Opinion
No. 112152
07-21-2022
Cliff Gordon, Monticello, for appellant. Meagan K. Galligan, District Attorney, Monticello, for respondent.
Calendar Date:June 17, 2022
Cliff Gordon, Monticello, for appellant.
Meagan K. Galligan, District Attorney, Monticello, for respondent.
Before: Lynch, J.P., Clark, Pritzker, Reynolds Fitzgerald and Ceresia, JJ.
Appeal from a judgment of the County Court of Sullivan County (McGuire, J.), rendered January 26, 2018, convicting defendant upon his plea of guilty of the crimes of burglary in the second degree (two counts) and criminal possession of a weapon in the second degree.
In full satisfaction of a nine-count indictment, defendant agreed to plead guilty to two counts of burglary in the second degree and one count of criminal possession of a weapon in the second degree with the understanding that he would be sentenced to concurrent prison terms of 13 years followed by five years of postrelease supervision. The plea agreement, which encompassed additional potential charges then under investigation, also required defendant to waive his right to appeal. Defendant pleaded guilty in conformity with the plea agreement, and County Court thereafter imposed the agreed-upon terms of imprisonment. This appeal ensued.

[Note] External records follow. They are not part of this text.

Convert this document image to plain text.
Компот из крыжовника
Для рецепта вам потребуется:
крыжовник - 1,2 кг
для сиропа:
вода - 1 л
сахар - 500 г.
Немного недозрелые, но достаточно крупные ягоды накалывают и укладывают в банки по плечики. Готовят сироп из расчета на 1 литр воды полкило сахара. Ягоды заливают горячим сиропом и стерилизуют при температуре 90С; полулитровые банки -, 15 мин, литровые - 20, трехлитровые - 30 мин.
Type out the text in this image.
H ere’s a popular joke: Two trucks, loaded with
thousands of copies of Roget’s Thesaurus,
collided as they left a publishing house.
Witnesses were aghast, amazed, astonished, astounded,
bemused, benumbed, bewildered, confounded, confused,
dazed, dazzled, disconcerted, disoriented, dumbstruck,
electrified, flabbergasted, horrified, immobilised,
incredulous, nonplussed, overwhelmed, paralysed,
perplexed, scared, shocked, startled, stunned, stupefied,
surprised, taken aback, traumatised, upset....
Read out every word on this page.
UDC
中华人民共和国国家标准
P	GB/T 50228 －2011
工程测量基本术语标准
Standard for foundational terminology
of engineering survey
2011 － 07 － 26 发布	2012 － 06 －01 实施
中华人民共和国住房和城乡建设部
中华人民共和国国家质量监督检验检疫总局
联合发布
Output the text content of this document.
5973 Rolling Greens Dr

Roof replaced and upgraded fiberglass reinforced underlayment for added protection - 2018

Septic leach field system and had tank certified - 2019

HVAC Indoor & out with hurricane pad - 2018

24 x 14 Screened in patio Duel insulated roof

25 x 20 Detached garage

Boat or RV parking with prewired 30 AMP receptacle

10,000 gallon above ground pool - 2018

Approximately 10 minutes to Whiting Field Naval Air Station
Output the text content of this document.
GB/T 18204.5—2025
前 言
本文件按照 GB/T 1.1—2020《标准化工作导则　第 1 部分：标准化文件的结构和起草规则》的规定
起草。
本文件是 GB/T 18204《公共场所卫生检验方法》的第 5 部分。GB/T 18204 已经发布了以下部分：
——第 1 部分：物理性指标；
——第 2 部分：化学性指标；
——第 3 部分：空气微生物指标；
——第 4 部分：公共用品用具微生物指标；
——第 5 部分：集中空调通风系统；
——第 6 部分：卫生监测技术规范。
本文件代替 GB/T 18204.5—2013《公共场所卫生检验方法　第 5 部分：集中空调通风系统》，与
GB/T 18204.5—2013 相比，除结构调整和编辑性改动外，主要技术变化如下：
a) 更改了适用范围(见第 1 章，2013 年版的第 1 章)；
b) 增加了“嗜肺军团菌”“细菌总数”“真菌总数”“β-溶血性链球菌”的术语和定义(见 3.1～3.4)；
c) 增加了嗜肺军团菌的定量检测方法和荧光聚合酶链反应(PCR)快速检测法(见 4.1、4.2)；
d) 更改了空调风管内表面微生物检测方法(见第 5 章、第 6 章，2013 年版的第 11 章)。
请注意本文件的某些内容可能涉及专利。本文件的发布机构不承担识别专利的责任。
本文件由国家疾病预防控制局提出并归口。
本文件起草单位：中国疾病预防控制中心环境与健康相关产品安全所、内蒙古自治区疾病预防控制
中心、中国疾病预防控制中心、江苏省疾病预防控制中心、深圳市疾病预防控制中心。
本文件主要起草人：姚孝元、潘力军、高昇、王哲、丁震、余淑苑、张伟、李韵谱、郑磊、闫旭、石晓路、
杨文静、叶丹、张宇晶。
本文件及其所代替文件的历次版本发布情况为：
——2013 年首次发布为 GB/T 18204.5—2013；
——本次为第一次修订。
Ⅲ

We affirm. The People concede - and our review of the record confirms - that defendant's waiver of the right to appeal is invalid, as the written waiver of appeal is overbroad (see People v Jones, 196 A.D.3d 974, 974 [2021]; People v Velazquez, 194 A.D.3d 1181, 1182 [2021], lv denied 37 N.Y.3d 995 [2021]) and County Court's oral colloquy "was insufficient to permit the conclusion that the counseled defendant understood the distinction that some appellate review survived" (People v Williams, 202 A.D.3d 1162, 1163 [2022] [internal quotation marks and citations omitted], lv denied 38 N.Y.3d 954 [2022]). Accordingly, defendant's challenge to the sentence imposed is not precluded (see People v Ward, 204 A.D.3d 1172, 1173 [2022]). That said, upon due consideration of all of the relevant factors, we do not find the agreed-upon sentence to be unduly harsh or severe (see CPL 470.15 [6] [b]).
Lynch, J.P., Clark, Pritzker, Reynolds Fitzgerald and Ceresia, JJ., concur.
ORDERED that the judgment is affirmed.